Ever wonder how much your buying habits are contributing to climate change? Now there’s a tool for that.

Pointing to increased consumer interest in the environment, Mastercard Inc. launched a calculator Monday that provides credit card users a look into how much carbon emissions their purchases have generated. The company says it’s the first attempt to use consumers’ real purchase data to calculate their impact on the environment. 

Since credit card data shows where but not what a customer has purchased, the tool won’t be 100% precise. (Mastercard knows, for instance, that you’ve made a purchase at a grocery store, but not the exact items in your order.) Calculations instead will be broken down by purchase category, using technology developed by Swedish fintech company Doconomy.

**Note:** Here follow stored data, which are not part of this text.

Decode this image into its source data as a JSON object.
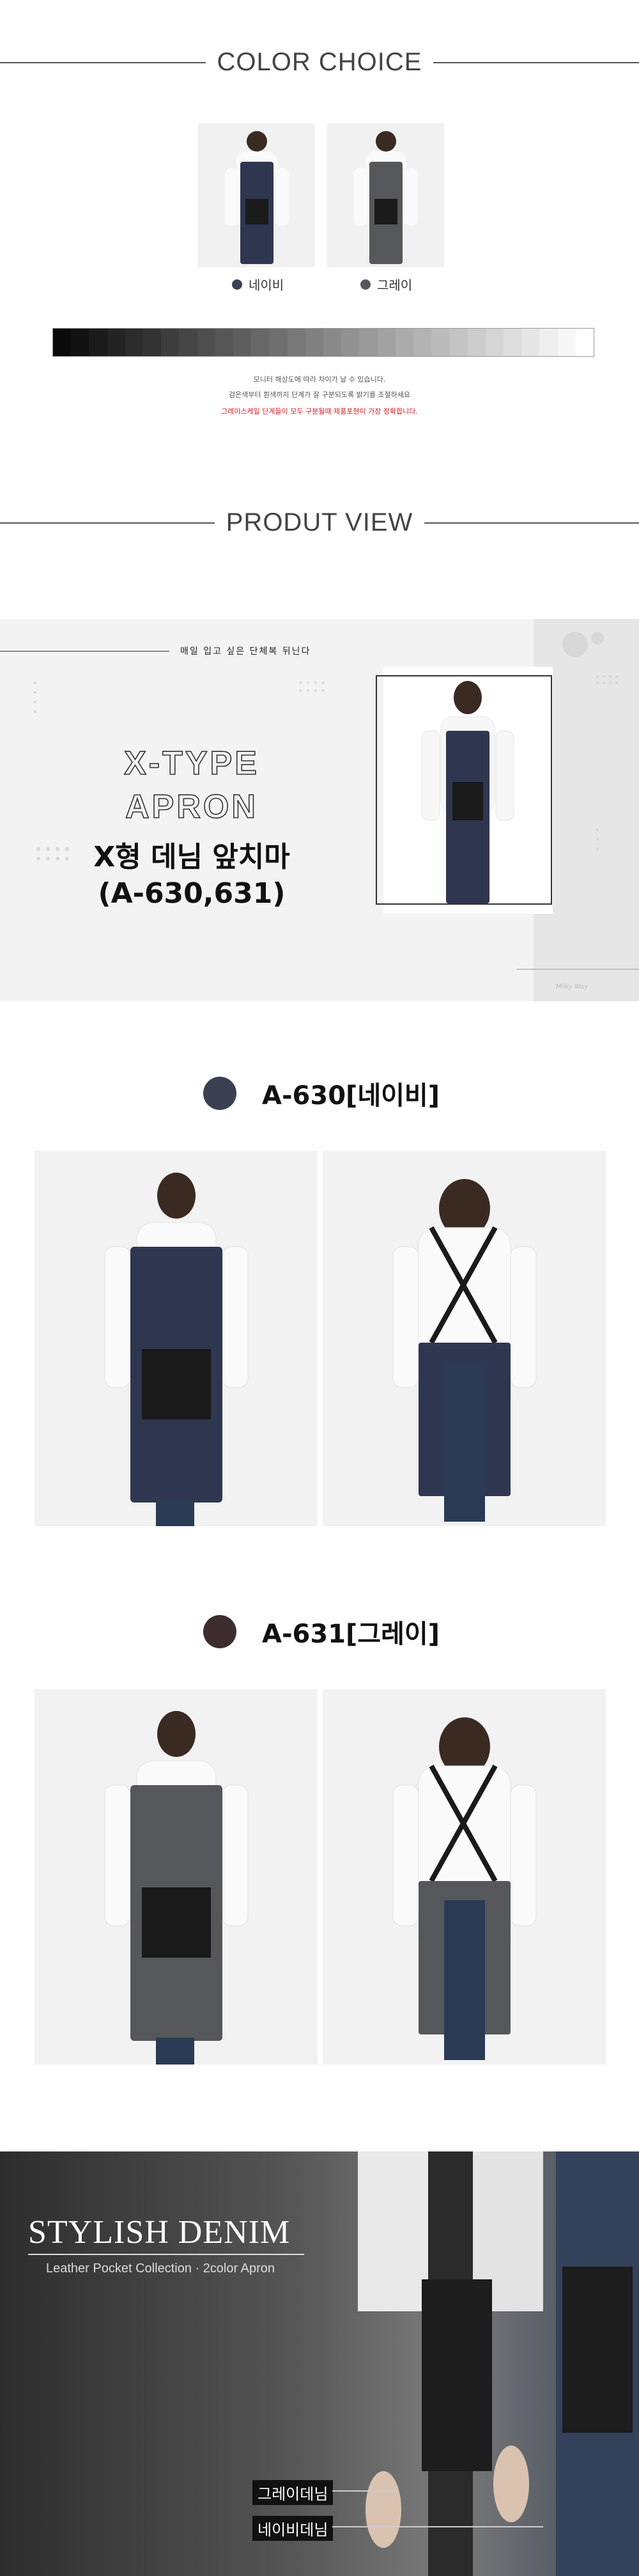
{
  "color_choice": {
    "title": "COLOR CHOICE",
    "options": [
      {
        "label": "네이비",
        "color": "#3a3f52",
        "apron": "#2f3650"
      },
      {
        "label": "그레이",
        "color": "#55575c",
        "apron": "#56575a"
      }
    ],
    "notes": [
      "모니터 해상도에 따라 차이가 날 수 있습니다.",
      "검은색부터 흰색까지 단계가 잘 구분되도록 밝기를 조절하세요",
      "그레이스케일 단계들이 모두 구분될때 제품포현이 가장 정확합니다."
    ]
  },
  "product_view": {
    "title": "PRODUT VIEW"
  },
  "hero": {
    "tagline": "매일 입고 싶은 단체복 뒤닌다",
    "title_en_1": "X-TYPE",
    "title_en_2": "APRON",
    "title_kr": "X형 데님 앞치마",
    "model_codes": "(A-630,631)",
    "watermark": "Milky Way"
  },
  "models": [
    {
      "title": "A-630[네이비]",
      "dot_color": "#3a3f52",
      "apron": "#2f3650"
    },
    {
      "title": "A-631[그레이]",
      "dot_color": "#3d2d2e",
      "apron": "#56575a"
    }
  ],
  "stylish": {
    "title": "STYLISH DENIM",
    "subtitle": "Leather Pocket Collection · 2color Apron",
    "label_gray": "그레이데님",
    "label_navy": "네이비데님"
  }
}
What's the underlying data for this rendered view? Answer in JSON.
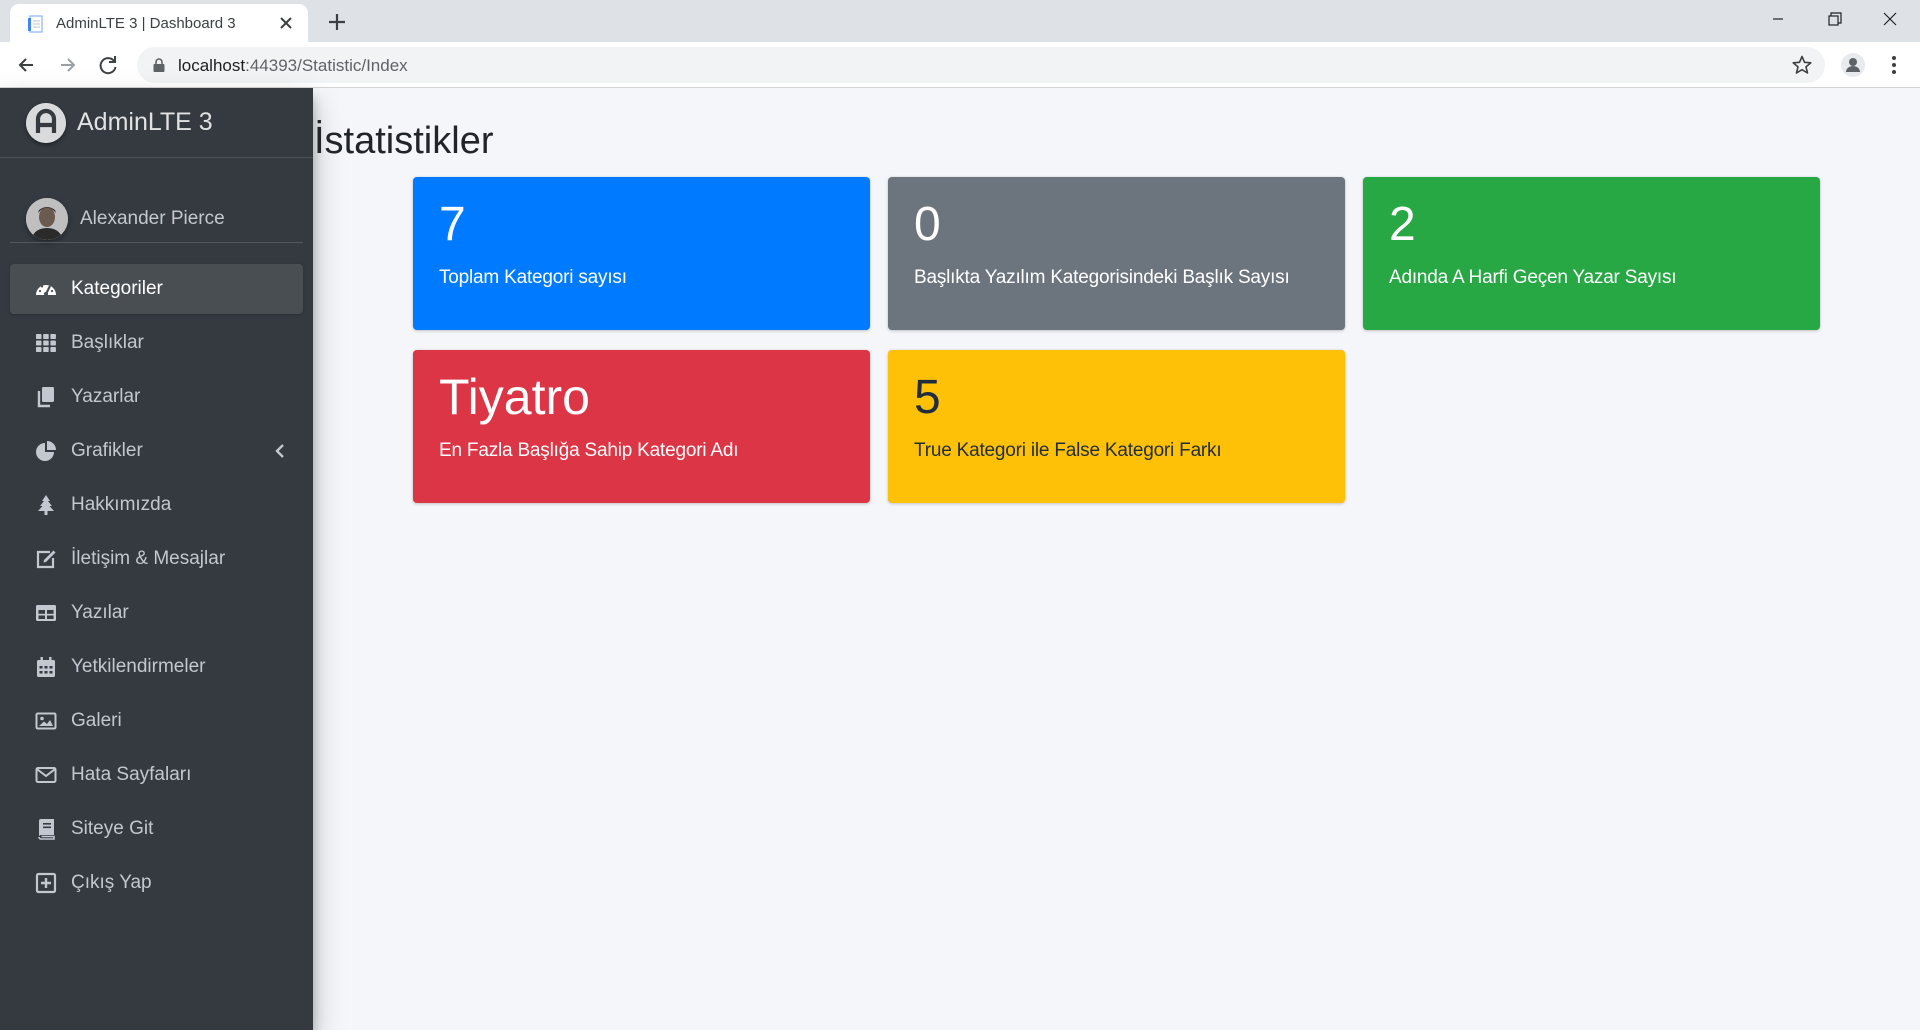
{
  "browser": {
    "tab_title": "AdminLTE 3 | Dashboard 3",
    "url_host": "localhost",
    "url_path": ":44393/Statistic/Index"
  },
  "sidebar": {
    "brand": "AdminLTE 3",
    "user_name": "Alexander Pierce",
    "items": [
      {
        "label": "Kategoriler",
        "icon": "tachometer-icon",
        "active": true
      },
      {
        "label": "Başlıklar",
        "icon": "th-grid-icon"
      },
      {
        "label": "Yazarlar",
        "icon": "copy-icon"
      },
      {
        "label": "Grafikler",
        "icon": "chart-pie-icon",
        "has_arrow": true
      },
      {
        "label": "Hakkımızda",
        "icon": "tree-icon"
      },
      {
        "label": "İletişim & Mesajlar",
        "icon": "edit-icon"
      },
      {
        "label": "Yazılar",
        "icon": "table-icon"
      },
      {
        "label": "Yetkilendirmeler",
        "icon": "calendar-icon"
      },
      {
        "label": "Galeri",
        "icon": "image-icon"
      },
      {
        "label": "Hata Sayfaları",
        "icon": "envelope-icon"
      },
      {
        "label": "Siteye Git",
        "icon": "book-icon"
      },
      {
        "label": "Çıkış Yap",
        "icon": "plus-square-icon"
      }
    ]
  },
  "page": {
    "title": "İstatistikler"
  },
  "stats": [
    {
      "value": "7",
      "label": "Toplam Kategori sayısı",
      "color": "#007bff"
    },
    {
      "value": "0",
      "label": "Başlıkta Yazılım Kategorisindeki Başlık Sayısı",
      "color": "#6c757d"
    },
    {
      "value": "2",
      "label": "Adında A Harfi Geçen Yazar Sayısı",
      "color": "#28a745"
    },
    {
      "value": "Tiyatro",
      "label": "En Fazla Başlığa Sahip Kategori Adı",
      "color": "#dc3545"
    },
    {
      "value": "5",
      "label": "True Kategori ile False Kategori Farkı",
      "color": "#ffc107"
    }
  ]
}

The calculator is part of a broader effort Mastercard says it launched last year to capitalize on increased consumer interest in the environment and sustainability. Business leaders and environmental experts alike continue to sound the alarm about our role in climate change and the costs of inaction. Carbon dioxide is one of the primary drivers of climate change, and the resulting effect on the environment could amount to $1.7 trillion in global economic damage annually by 2025 if the current trend continues.

“Companies, consumers and communities must work together to make the significant changes needed to effectively address climate change," said Jorn Lambert, Mastercard’s chief digital officer, in a statement. "The Mastercard Carbon Calculator informs consumers about the carbon footprint of their purchases, so that they can make more mindful spending decisions and contribute to forest restoration.”

For example, Mastercard’s calculator will allow people to see things like the number of trees required to absorb the amount of carbon dioxide generated by a purchase, to give context about each consumer’s environmental impact. The tool will be available across the Mastercard network, so banks using Mastercard’s system for their credit cards can integrate the calculator into their mobile apps.

Mastercard said that it intends to plant 100 million trees as part of its Priceless Planet Coalition, and it has set up a system for its customers to donate or use their loyalty points to contribute to the cause. Trees can remove carbon dioxide from the atmosphere and may help mitigate climate change.

First Hawaiian Bank is one credit card issuer on board, with plans to allow its Mastercard cardholders to redeem rewards points in exchange for a new tree planted on their behalf. 

An online financial firm, Aspiration, announced a similar program last month. Its new environmentally friendly card—part of the Mastercard network—exchanges a planted tree for each swipe of the card. Users of the new card, called Aspiration Zero, who attain carbon-neutral status each month can also earn cash-back rewards.